Zim turned his head to look at his friend. GIR's next words were a rude interruption, "The squirrel gave me a hug to." They both stared at him. Dib was the one to ask the question they were both thinking.

"At the same time?"

Gir nodded. Zim lifted his head only to turn it and smash it right back down again.

The elevator hatch opened up again. "Hey," Kam yelled down again, "do you guys want hot chocolate with your waffles?"

Dib stared at the elevator then turned and looked blankly at nothing in particular saying his thoughts out loud, "…that's such a weird combination"

"CHOCOLATE!" GIR squeelled with delight.

"So that's a yes for GIR and Dib. Zim?"

Zim didn't lift his head off the computer but did lift his hand and raised his voice so she would hear him say, "Yeah fine whatever…"

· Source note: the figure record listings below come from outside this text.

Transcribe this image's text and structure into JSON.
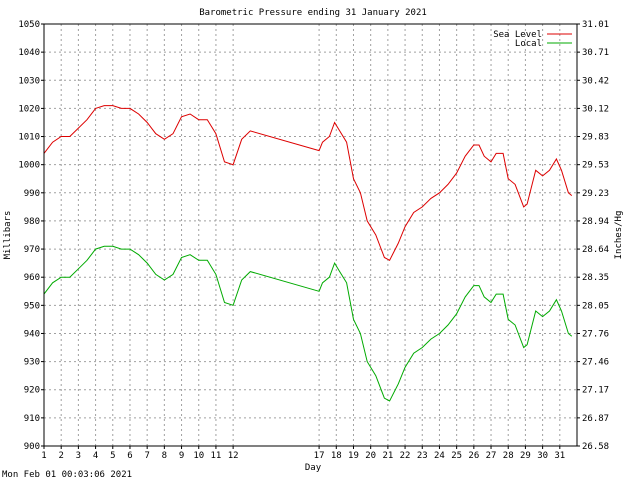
{
  "footer": {
    "timestamp": "Mon Feb 01 00:03:06 2021"
  },
  "chart_data": {
    "type": "line",
    "title": "Barometric Pressure ending 31 January 2021",
    "xlabel": "Day",
    "ylabel": "Millibars",
    "y2label": "Inches/Hg",
    "xlim": [
      1,
      32
    ],
    "ylim": [
      900,
      1050
    ],
    "y2lim": [
      26.58,
      31.01
    ],
    "grid": true,
    "legend_position": "top-right",
    "x_ticks": [
      "1",
      "2",
      "3",
      "4",
      "5",
      "6",
      "7",
      "8",
      "9",
      "10",
      "11",
      "12",
      "17",
      "18",
      "19",
      "20",
      "21",
      "22",
      "23",
      "24",
      "25",
      "26",
      "27",
      "28",
      "29",
      "30",
      "31"
    ],
    "x_tick_values": [
      1,
      2,
      3,
      4,
      5,
      6,
      7,
      8,
      9,
      10,
      11,
      12,
      17,
      18,
      19,
      20,
      21,
      22,
      23,
      24,
      25,
      26,
      27,
      28,
      29,
      30,
      31
    ],
    "y_ticks": [
      900,
      910,
      920,
      930,
      940,
      950,
      960,
      970,
      980,
      990,
      1000,
      1010,
      1020,
      1030,
      1040,
      1050
    ],
    "y2_ticks": [
      "26.58",
      "26.87",
      "27.17",
      "27.46",
      "27.76",
      "28.05",
      "28.35",
      "28.64",
      "28.94",
      "29.23",
      "29.53",
      "29.83",
      "30.12",
      "30.42",
      "30.71",
      "31.01"
    ],
    "series": [
      {
        "name": "Sea Level",
        "color": "#dd0000",
        "points": [
          [
            1,
            1004
          ],
          [
            1.5,
            1008
          ],
          [
            2,
            1010
          ],
          [
            2.5,
            1010
          ],
          [
            3,
            1013
          ],
          [
            3.5,
            1016
          ],
          [
            4,
            1020
          ],
          [
            4.5,
            1021
          ],
          [
            5,
            1021
          ],
          [
            5.5,
            1020
          ],
          [
            6,
            1020
          ],
          [
            6.5,
            1018
          ],
          [
            7,
            1015
          ],
          [
            7.5,
            1011
          ],
          [
            8,
            1009
          ],
          [
            8.5,
            1011
          ],
          [
            9,
            1017
          ],
          [
            9.5,
            1018
          ],
          [
            10,
            1016
          ],
          [
            10.5,
            1016
          ],
          [
            11,
            1011
          ],
          [
            11.5,
            1001
          ],
          [
            12,
            1000
          ],
          [
            12.5,
            1009
          ],
          [
            13,
            1012
          ],
          [
            17,
            1005
          ],
          [
            17.2,
            1008
          ],
          [
            17.6,
            1010
          ],
          [
            17.9,
            1015
          ],
          [
            18.2,
            1012
          ],
          [
            18.6,
            1008
          ],
          [
            19,
            995
          ],
          [
            19.4,
            990
          ],
          [
            19.8,
            980
          ],
          [
            20.3,
            975
          ],
          [
            20.8,
            967
          ],
          [
            21.1,
            966
          ],
          [
            21.6,
            972
          ],
          [
            22,
            978
          ],
          [
            22.5,
            983
          ],
          [
            23,
            985
          ],
          [
            23.5,
            988
          ],
          [
            24,
            990
          ],
          [
            24.5,
            993
          ],
          [
            25,
            997
          ],
          [
            25.5,
            1003
          ],
          [
            26,
            1007
          ],
          [
            26.3,
            1007
          ],
          [
            26.6,
            1003
          ],
          [
            27,
            1001
          ],
          [
            27.3,
            1004
          ],
          [
            27.7,
            1004
          ],
          [
            28,
            995
          ],
          [
            28.4,
            993
          ],
          [
            28.9,
            985
          ],
          [
            29.1,
            986
          ],
          [
            29.6,
            998
          ],
          [
            30,
            996
          ],
          [
            30.4,
            998
          ],
          [
            30.8,
            1002
          ],
          [
            31.1,
            998
          ],
          [
            31.5,
            990
          ],
          [
            31.7,
            989
          ]
        ]
      },
      {
        "name": "Local",
        "color": "#00aa00",
        "points": [
          [
            1,
            954
          ],
          [
            1.5,
            958
          ],
          [
            2,
            960
          ],
          [
            2.5,
            960
          ],
          [
            3,
            963
          ],
          [
            3.5,
            966
          ],
          [
            4,
            970
          ],
          [
            4.5,
            971
          ],
          [
            5,
            971
          ],
          [
            5.5,
            970
          ],
          [
            6,
            970
          ],
          [
            6.5,
            968
          ],
          [
            7,
            965
          ],
          [
            7.5,
            961
          ],
          [
            8,
            959
          ],
          [
            8.5,
            961
          ],
          [
            9,
            967
          ],
          [
            9.5,
            968
          ],
          [
            10,
            966
          ],
          [
            10.5,
            966
          ],
          [
            11,
            961
          ],
          [
            11.5,
            951
          ],
          [
            12,
            950
          ],
          [
            12.5,
            959
          ],
          [
            13,
            962
          ],
          [
            17,
            955
          ],
          [
            17.2,
            958
          ],
          [
            17.6,
            960
          ],
          [
            17.9,
            965
          ],
          [
            18.2,
            962
          ],
          [
            18.6,
            958
          ],
          [
            19,
            945
          ],
          [
            19.4,
            940
          ],
          [
            19.8,
            930
          ],
          [
            20.3,
            925
          ],
          [
            20.8,
            917
          ],
          [
            21.1,
            916
          ],
          [
            21.6,
            922
          ],
          [
            22,
            928
          ],
          [
            22.5,
            933
          ],
          [
            23,
            935
          ],
          [
            23.5,
            938
          ],
          [
            24,
            940
          ],
          [
            24.5,
            943
          ],
          [
            25,
            947
          ],
          [
            25.5,
            953
          ],
          [
            26,
            957
          ],
          [
            26.3,
            957
          ],
          [
            26.6,
            953
          ],
          [
            27,
            951
          ],
          [
            27.3,
            954
          ],
          [
            27.7,
            954
          ],
          [
            28,
            945
          ],
          [
            28.4,
            943
          ],
          [
            28.9,
            935
          ],
          [
            29.1,
            936
          ],
          [
            29.6,
            948
          ],
          [
            30,
            946
          ],
          [
            30.4,
            948
          ],
          [
            30.8,
            952
          ],
          [
            31.1,
            948
          ],
          [
            31.5,
            940
          ],
          [
            31.7,
            939
          ]
        ]
      }
    ]
  }
}
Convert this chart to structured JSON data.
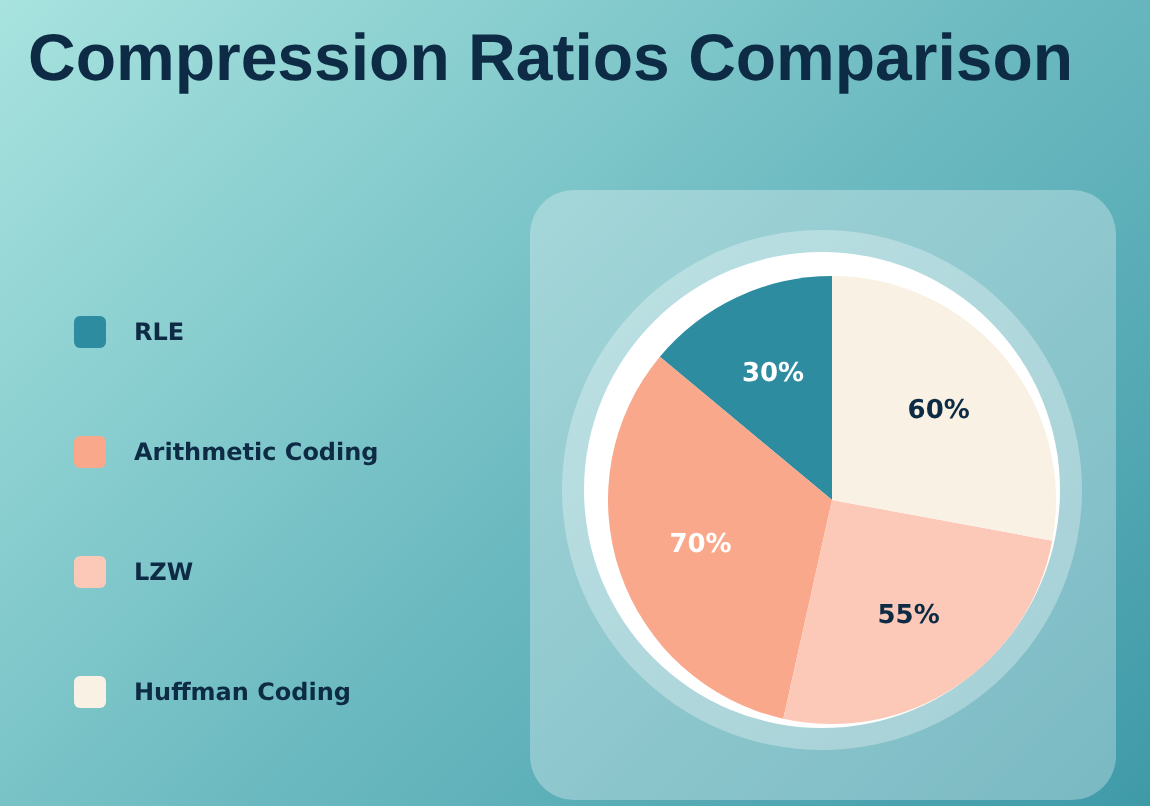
{
  "chart_data": {
    "type": "pie",
    "title": "Compression Ratios Comparison",
    "categories": [
      "RLE",
      "Arithmetic Coding",
      "LZW",
      "Huffman Coding"
    ],
    "values": [
      30,
      70,
      55,
      60
    ],
    "colors": [
      "#2e8ca0",
      "#f9a88c",
      "#fcc8b8",
      "#f9f1e3"
    ],
    "value_labels": [
      "30%",
      "70%",
      "55%",
      "60%"
    ],
    "legend": "left"
  }
}
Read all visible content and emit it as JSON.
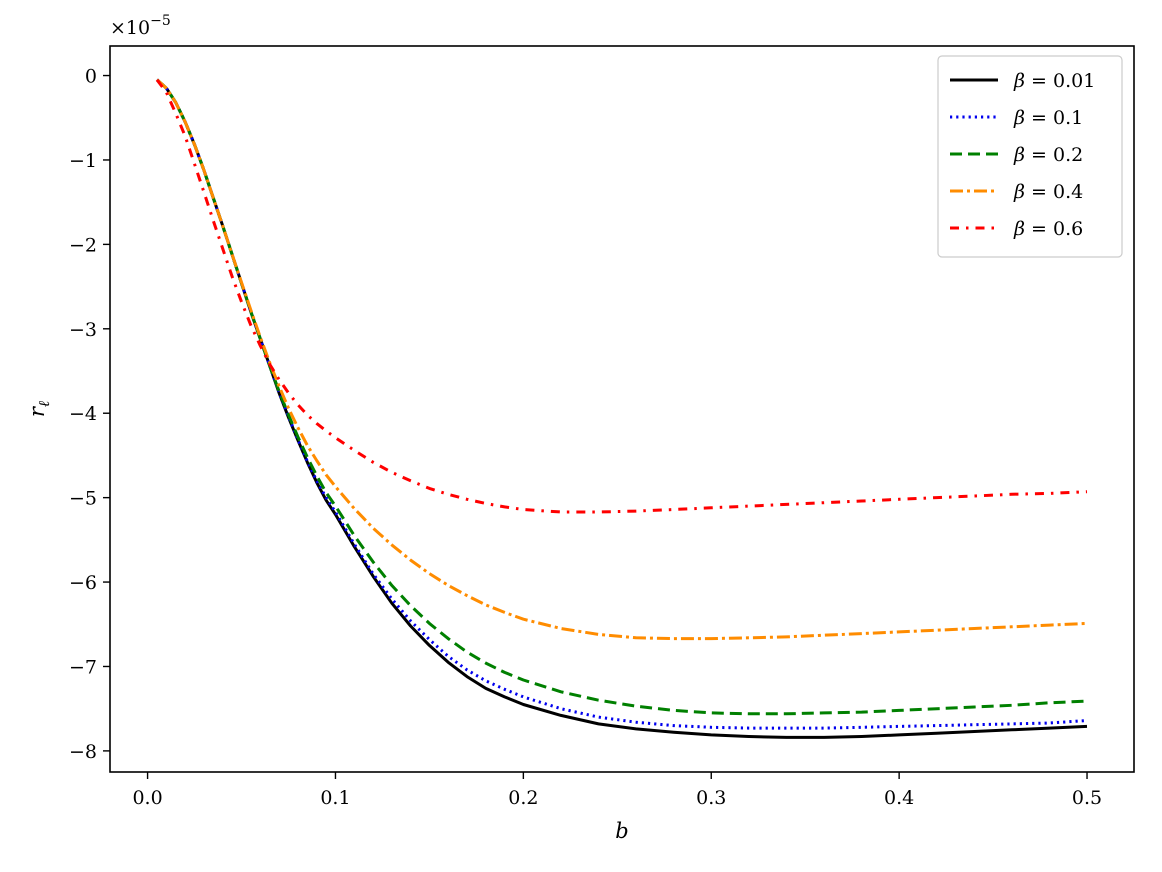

"Ok Well Dinners ready. You guys can finish the report later."

Dib looked between the elevator, Zim and GIR who was squeezing his rubber piggy, "Yeah ok. Ready GIR?"

GIR turned to look at Zim, his face is still smashed on the panel. The little robot walked closer and stared up at Zim. Zim cracked open one eye.

"What GIR… and stop pulling my pant leg."

GIR just held on to Zim's leg and kept staring up at him. Eventually Zim lifted up his head and looked down at his robot minion. He sighed, "Oh alright…"

A huge smile crossed GIR's face. He screamed, "WAFFLES!" and turned and started running away, still holding Zim's clothing.

"GIR! Wait!" Zim was dragged off his chair. "Oww! Let go of my leg GIR! AAAAAAHHHHHHHHH."

"Then we all ate waffles and the squirrel and the Tangerine and the Tangello all flew away into the stars! The end! SALTED NUTS!" And GIR shot nutty goodness at all the people who were silly enough to read this whole fan fiction.